Samarium-153 has been extensively used in Brazil for the palliation of metastatic bone pain, demonstrating clinical effectiveness and favorable cost-effectiveness across public and private healthcare settings.[3] [4] The clinical response rates range from 55 to 88%, with analgesic effects lasting up to 17 weeks. The adverse effects reported include transient and dose-dependent bone marrow suppression; higher doses do not improve efficacy, but they may increase hematologic toxicity.[5]

Radiopharmaceutical therapy enables the simultaneous treatment of multiple skeletal metastases, allows for repeated dosing, and it can be combined with other systemic treatments. Since its introduction in the 1980s, it has become an integral component of multidisciplinary palliative care.[6] Ongoing research aims to optimize treatment timing, explore synergistic combinations, and improve patient-selection strategies.[7]

The coronavirus disease 2019 (COVID-19) pandemic caused extensive disruptions in cancer care. In Brazil, the public and private sectors faced significant constraints: elective procedures were delayed or suspended, and resources were reallocated toward emergency response. These changes affected access to diagnostic and therapeutic services for chronic conditions, including cancer.[8] [9]

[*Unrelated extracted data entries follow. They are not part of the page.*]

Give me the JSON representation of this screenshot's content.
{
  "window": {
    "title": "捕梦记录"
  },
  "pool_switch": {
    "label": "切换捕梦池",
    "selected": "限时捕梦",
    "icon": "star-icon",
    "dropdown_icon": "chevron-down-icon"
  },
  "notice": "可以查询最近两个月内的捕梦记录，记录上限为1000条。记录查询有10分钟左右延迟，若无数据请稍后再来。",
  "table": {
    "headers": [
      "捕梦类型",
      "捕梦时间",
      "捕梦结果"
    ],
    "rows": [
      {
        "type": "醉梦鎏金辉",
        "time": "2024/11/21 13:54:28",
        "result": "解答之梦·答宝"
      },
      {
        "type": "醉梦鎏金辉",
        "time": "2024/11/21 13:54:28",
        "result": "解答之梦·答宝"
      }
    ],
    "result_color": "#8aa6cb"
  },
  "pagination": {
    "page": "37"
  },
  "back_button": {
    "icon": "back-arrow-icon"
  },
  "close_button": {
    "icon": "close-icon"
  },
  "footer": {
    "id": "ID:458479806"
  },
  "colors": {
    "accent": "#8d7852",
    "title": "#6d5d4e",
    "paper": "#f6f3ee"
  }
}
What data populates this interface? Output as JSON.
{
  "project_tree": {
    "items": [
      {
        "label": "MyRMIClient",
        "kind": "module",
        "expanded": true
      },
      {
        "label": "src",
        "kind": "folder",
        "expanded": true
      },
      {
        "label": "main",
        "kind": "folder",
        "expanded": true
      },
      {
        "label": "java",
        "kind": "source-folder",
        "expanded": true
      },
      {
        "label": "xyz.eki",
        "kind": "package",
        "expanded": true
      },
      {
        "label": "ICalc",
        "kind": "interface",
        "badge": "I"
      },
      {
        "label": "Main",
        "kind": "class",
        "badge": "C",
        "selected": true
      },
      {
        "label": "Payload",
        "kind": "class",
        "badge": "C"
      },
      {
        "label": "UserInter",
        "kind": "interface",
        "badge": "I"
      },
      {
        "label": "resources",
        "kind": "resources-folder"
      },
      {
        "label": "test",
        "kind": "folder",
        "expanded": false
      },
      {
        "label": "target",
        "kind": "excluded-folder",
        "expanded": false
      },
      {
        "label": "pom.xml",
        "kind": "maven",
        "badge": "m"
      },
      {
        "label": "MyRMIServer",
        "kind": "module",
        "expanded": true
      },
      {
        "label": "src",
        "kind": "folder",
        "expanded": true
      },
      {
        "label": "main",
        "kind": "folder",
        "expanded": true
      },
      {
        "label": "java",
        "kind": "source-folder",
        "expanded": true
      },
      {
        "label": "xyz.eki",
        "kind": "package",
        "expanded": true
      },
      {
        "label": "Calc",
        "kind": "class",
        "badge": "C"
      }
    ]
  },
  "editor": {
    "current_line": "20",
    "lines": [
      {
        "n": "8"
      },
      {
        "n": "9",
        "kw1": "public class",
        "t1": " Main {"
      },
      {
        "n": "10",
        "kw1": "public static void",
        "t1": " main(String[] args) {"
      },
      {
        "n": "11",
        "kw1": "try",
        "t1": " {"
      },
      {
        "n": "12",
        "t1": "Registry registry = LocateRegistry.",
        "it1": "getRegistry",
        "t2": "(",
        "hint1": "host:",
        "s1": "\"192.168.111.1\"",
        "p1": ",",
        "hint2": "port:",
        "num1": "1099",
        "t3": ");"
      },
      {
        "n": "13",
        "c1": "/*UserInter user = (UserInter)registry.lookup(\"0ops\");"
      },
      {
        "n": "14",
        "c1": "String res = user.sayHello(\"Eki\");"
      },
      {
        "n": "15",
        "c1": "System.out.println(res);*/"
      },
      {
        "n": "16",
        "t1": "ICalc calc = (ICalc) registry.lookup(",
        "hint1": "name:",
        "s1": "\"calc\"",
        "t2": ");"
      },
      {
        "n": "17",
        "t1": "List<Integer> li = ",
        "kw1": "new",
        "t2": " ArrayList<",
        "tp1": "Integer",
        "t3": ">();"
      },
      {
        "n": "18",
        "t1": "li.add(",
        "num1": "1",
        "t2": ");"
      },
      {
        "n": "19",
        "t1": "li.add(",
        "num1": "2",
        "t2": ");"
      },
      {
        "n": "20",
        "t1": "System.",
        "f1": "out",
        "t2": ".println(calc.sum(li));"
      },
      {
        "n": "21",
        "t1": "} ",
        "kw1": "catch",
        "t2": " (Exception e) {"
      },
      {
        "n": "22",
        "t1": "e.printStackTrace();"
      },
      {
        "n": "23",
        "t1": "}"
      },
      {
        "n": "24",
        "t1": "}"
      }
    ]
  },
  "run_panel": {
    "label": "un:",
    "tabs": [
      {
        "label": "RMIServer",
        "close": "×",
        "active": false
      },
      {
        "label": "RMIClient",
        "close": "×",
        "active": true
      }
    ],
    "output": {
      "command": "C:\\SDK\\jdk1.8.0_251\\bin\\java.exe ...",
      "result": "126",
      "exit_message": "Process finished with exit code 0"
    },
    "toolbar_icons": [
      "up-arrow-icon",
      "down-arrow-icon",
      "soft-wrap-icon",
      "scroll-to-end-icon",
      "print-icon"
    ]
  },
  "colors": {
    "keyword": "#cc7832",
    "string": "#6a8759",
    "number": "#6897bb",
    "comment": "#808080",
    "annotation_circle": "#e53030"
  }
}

The impact of the COVID-19 pandemic on cancer management was multifaceted. There were dramatic reductions in diagnostic services, delays in elective surgeries, and suspension of screening programs, leading to later-stage diagnoses. Non-urgent medical visits and procedures dropped sharply, and patients often avoided healthcare settings due to fear of infection. As a result, more cases presented at advanced stages with painful bone metastases. Cancer treatments were also affected: the volumes of surgeries and systemic therapy decreased, while the use of oral regimens increased. Access to radionuclide therapy and radiotherapy was hampered by supply-chain interruptions and logistical barriers. Collectively, these effects contributed to excess mortality and increased suffering among cancer patients, even among those not directly infected with COVID-19.[8] [9] [10] [11]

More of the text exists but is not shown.